Kane called the bill “just horrendous” because it “completely eradicates parental control over what happens medically to our children.”

Meanwhile, a staff member for Reyes’ office who chose to remain anonymous told The Defender she disagreed, saying the bill was primarily about ensuring all kids have “access to care” and that it included “guardrails” to ensure that not all parental consent was stripped away in all situations.

For instance, the bill explains that a minor must “knowingly and voluntarily” seek care, the staff member said.

But Rosenberg said she’s concerned about the legal ramifications of the bill’s broad language — which appears to erase parental consent for “any contemplated medical, dental, health, and/or hospital services, and any alternatives thereto.”

Rosenberg told The Defender the bill was “rife with problems too numerous to address in brief remarks.”

The bill makes clear, she said, that minors can consent to vaccinations without their parents’ knowledge or consent — and that medical staff and insurance companies must hide that vaccination information from the parents unless the child permits them to share it.

Children “literally may inadvertently take their lives into their own hands” if they make serious healthcare decisions without parental involvement, Rosenberg said.

For example, children frequently don’t know their own health history — let alone their family health history — which may put them at an increased risk for an adverse reaction to a medication or treatment, she explained.

Rosenberg said:

“The legislators supporting these bills need to ask themselves what they would do if a child or grandchild of theirs consented to a surgical procedure of whatever kind requiring anesthesia and the child suffered death or irreversible harm if they had a reaction to the anesthesia.

“Is that a phone call they’d like to receive?”

‘Not a chance’ bill’s sponsors unaware of misleading statement

New York already has a law on the books about homeless youth giving consent for certain services.

Passed in 2022, A09604/S08937 allows “runaways and homeless youth under the age of 18 who are receiving approved crisis or support services to consent to medical, dental, health and hospital services.”

Gilmore, who has done legislative analysis in New York for 23 years, said, “Both Rachel May and Karines Reyes voted for the bill that was passed in 2022.”

So why would they talk about homeless youth in the summary of the new measure they introduced?

A staff member for Reyes’ office told The Defender a bill’s summary statement is written by lawyers — not by the legislator who introduces the bill.

It’s plausible the lawyers chose that language since the bill amends the same section of public health law (2504) that was amended earlier in the law about homeless youth and runaways, the staff member said.

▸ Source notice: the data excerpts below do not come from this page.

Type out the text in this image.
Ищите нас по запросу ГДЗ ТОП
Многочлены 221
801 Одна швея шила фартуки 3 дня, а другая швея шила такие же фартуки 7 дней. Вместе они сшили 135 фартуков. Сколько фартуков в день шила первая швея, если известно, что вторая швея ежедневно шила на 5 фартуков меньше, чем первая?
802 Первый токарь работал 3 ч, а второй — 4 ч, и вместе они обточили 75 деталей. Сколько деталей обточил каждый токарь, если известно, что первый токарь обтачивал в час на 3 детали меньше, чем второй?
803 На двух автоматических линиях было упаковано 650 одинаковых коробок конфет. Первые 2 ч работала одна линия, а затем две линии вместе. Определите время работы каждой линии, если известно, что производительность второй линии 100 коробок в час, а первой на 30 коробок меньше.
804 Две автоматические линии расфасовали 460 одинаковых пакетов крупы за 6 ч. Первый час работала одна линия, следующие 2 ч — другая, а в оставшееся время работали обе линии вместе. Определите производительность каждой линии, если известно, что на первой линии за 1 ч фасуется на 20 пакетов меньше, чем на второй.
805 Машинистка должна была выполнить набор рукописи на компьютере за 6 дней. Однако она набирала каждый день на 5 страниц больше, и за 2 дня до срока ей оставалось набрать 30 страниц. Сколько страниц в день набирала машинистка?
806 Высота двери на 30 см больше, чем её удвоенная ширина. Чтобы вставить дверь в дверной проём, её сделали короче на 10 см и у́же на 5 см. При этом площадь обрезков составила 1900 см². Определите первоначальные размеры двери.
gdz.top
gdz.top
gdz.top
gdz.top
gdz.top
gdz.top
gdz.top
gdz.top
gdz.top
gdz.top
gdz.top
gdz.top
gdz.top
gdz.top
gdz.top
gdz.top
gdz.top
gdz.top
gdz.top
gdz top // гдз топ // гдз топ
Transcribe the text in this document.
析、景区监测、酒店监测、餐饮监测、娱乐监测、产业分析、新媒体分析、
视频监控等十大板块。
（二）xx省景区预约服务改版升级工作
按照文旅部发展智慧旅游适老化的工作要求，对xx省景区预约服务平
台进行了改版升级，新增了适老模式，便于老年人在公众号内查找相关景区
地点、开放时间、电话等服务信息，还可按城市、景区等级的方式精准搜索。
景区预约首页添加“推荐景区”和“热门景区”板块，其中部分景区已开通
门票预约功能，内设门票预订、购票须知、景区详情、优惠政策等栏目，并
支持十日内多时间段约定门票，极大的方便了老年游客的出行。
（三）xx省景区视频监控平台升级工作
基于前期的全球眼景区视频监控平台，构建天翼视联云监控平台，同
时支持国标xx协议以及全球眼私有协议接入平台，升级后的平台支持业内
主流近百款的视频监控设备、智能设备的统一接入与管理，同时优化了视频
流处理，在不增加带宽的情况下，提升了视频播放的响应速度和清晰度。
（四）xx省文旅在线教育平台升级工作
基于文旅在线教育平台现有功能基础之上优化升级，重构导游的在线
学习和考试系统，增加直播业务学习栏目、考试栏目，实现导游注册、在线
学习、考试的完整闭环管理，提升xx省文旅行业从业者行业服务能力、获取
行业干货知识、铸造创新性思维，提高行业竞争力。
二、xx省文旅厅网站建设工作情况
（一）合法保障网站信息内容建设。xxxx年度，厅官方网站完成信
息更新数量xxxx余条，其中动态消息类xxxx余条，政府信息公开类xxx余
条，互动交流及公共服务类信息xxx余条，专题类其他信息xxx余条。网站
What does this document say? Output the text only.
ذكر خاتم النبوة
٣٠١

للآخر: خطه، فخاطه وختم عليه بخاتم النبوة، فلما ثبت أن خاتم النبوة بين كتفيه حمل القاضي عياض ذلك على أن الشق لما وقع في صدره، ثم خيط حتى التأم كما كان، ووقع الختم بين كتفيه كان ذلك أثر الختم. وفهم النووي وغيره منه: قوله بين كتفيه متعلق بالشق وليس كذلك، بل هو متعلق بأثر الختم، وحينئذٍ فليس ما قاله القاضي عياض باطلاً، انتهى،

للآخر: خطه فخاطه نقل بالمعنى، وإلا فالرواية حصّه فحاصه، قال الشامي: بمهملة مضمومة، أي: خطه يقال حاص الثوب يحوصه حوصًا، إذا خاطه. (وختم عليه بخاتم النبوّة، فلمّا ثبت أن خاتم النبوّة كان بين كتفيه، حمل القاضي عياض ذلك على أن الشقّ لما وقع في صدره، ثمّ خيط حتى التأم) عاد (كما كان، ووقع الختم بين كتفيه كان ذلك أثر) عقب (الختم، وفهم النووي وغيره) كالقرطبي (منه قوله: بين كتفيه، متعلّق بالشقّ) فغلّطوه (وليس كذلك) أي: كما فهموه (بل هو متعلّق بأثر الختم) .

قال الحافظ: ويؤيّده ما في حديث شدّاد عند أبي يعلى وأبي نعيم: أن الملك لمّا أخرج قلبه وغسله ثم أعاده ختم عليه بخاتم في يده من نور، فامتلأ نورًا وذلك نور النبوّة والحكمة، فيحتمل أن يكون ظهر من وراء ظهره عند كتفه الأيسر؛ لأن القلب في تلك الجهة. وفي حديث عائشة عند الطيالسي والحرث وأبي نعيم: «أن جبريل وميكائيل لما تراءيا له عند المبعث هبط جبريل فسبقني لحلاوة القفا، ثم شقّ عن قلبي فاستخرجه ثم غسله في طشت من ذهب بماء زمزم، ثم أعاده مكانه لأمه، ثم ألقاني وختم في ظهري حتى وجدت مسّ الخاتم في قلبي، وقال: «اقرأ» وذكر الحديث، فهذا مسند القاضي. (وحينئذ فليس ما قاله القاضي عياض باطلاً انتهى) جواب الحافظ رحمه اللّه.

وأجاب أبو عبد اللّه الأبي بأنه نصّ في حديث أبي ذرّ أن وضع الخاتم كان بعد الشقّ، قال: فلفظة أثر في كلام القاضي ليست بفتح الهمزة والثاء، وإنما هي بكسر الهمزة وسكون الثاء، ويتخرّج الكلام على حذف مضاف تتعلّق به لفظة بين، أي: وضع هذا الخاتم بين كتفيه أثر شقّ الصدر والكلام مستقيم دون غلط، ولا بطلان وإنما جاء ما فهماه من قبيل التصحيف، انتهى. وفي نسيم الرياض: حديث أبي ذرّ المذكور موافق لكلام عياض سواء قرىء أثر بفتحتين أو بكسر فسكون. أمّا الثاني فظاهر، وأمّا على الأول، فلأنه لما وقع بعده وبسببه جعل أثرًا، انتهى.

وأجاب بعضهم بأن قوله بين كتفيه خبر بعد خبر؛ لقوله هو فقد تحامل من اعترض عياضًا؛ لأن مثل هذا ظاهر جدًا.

However, the staff member confirmed that the present bill does pertain to all minors.

The Defender also reached out to May’s Legislative Director Eric van der Vort, but he did not respond by our publication deadline.

Gilmore said he contacted legislators, too, but didn’t get a straight answer. When he asked van der Vort about the summary language, “he simply refused to address it in any way,” Gilmore said.

Reyes’ Chief of Staff Justin Westbrook-Lowery confirmed for Gilmore that the bill applies to all minors in New York but didn’t explain why the summary statement talked about homeless youth.

Amy Paulin (D-Scarsdale), who chairs the Assembly Committee on Health and co-sponsored the bill, “has a large staff and they’re very good at what they do,” Gilmore said. “There’s not a chance that they aren’t quite aware” that the bill’s summary statement doesn’t match what the bill would do.

Kane said he’s heard from New York legislators and staffers that they believe the bill affects only homeless children.

“There’s a lot of people in the Assembly starting to co-sponsor the bill, which is scary,” he said. “We don’t want this thing passed so that we end up litigating against it for the next five years.”

The Defender asked May’s media relations staff what May would like to tell parents concerned about being excluded from medical decision-making regarding their child’s health, but did not receive a response by our publication deadline.